When teenage relationships start
There isn’t a ‘right age’ to start having relationships – every child is different, and every family will feel differently about this issue. But here are some averages:
- From 9-11 years, your child might start to show more independence from your family and more interest in friends.
- From 10-14 years, your child might want to spend more time in mixed gender groups, which might eventually end up in a romantic relationship.
- From 15-19 years, romantic relationships can become central to social life. Friendships might become deeper and more stable.
Many teenagers spend a lot of time thinking and talking about being in a relationship. In these years, teenage relationships might last only a few weeks or months. It’s also normal for children to have no interest in romantic relationships until their late teens. Some choose to focus on schoolwork, sport or other interests.
Early teenage relationships
Younger teenagers usually hang out together in groups. If the person your child is interested in is older or younger, it could be worth mentioning that people of different ages might want different things from relationships.The most influential role models for teenagers are the grown-ups . Just talking about both men and women respectfully lets your child know you think everyone is equal and valuable.
Talking about teenage relationships with your child
Your family plays a big part in the way your child thinks about teenage relationships.
When you encourage conversations about feelings, friendships and family relationships, it can help your child feel confident to talk about teenage relationships in general. If your child knows what respectful relationships look like in general, she can relate this directly to romantic relationships.
These conversations might mean that your child will feel more comfortable sharing his feelings with you as he starts to get romantically interested in others. And the conversations can also bring up other important topics, like treating other people kindly, breaking up kindly and respecting other people’s boundaries.
Having conversations with your child about sex and relationships from a young age might mean your child feels more comfortable to ask you questions as she moves into adolescence.
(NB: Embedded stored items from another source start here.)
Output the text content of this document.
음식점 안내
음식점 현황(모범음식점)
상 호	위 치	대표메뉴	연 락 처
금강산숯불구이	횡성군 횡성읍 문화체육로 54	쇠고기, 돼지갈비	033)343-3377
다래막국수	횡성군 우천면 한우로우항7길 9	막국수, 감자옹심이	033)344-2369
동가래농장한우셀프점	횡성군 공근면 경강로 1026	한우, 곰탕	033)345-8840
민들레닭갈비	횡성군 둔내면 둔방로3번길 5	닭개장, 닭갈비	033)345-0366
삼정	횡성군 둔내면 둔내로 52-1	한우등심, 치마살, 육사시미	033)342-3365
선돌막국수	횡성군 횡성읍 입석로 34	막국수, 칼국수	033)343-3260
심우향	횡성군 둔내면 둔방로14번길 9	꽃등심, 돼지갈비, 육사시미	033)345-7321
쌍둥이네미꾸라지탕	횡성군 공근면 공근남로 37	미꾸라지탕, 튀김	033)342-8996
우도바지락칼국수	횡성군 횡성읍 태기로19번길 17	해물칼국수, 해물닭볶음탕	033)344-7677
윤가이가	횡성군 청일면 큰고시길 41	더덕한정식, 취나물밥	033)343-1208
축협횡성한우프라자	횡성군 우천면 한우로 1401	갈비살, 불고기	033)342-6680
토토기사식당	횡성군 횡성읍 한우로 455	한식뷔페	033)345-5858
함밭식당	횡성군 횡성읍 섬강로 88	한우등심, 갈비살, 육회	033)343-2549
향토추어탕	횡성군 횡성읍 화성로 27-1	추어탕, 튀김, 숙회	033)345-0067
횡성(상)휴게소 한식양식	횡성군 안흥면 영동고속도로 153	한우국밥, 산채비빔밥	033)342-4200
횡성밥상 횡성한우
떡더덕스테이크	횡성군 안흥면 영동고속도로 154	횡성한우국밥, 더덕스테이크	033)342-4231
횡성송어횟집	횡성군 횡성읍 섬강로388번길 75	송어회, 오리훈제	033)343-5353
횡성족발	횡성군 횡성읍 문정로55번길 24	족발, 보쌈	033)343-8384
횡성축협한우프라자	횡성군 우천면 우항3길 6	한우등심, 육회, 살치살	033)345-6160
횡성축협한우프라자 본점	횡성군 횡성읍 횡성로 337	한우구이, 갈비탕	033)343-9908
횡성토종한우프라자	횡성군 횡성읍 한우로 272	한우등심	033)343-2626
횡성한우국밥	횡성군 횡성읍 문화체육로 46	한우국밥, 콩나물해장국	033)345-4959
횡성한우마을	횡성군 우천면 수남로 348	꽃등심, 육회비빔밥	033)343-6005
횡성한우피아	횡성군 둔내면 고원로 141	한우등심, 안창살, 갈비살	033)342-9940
In some ways, talking about romantic and/or sexual teenage relationships is like talking about friendships or going to a party. Depending on your values and family rules, you and your child might need to discuss behaviour and ground rules, and consequences for breaking the rules. For example, you might talk about how much time your child spends with his girlfriend or boyfriend versus how much time he spends studying, or whether it’s OK for his girlfriend or boyfriend to stay over.
You might also want to agree on some strategies for what your child should do if she feels unsafe or threatened.
Young people might also talk to their friends, which is healthy and normal. They still need your back-up, though, so keeping the lines of communication open is important.
Sex and teenage relationships
If your child is in a relationship, it can bring up questions about sex and intimacy.
Not all teenage relationships include sex, but most teenagers will experiment with sexual behaviour at some stage. This is why your child need information on sexually transmitted infections (STIs).
This could also be your chance to talk together about dealing with unwanted sexual and peer pressure. If you keep the lines of communication open and let your child know that you’re there to listen, he’ll be more likely to come to you with questions and concerns.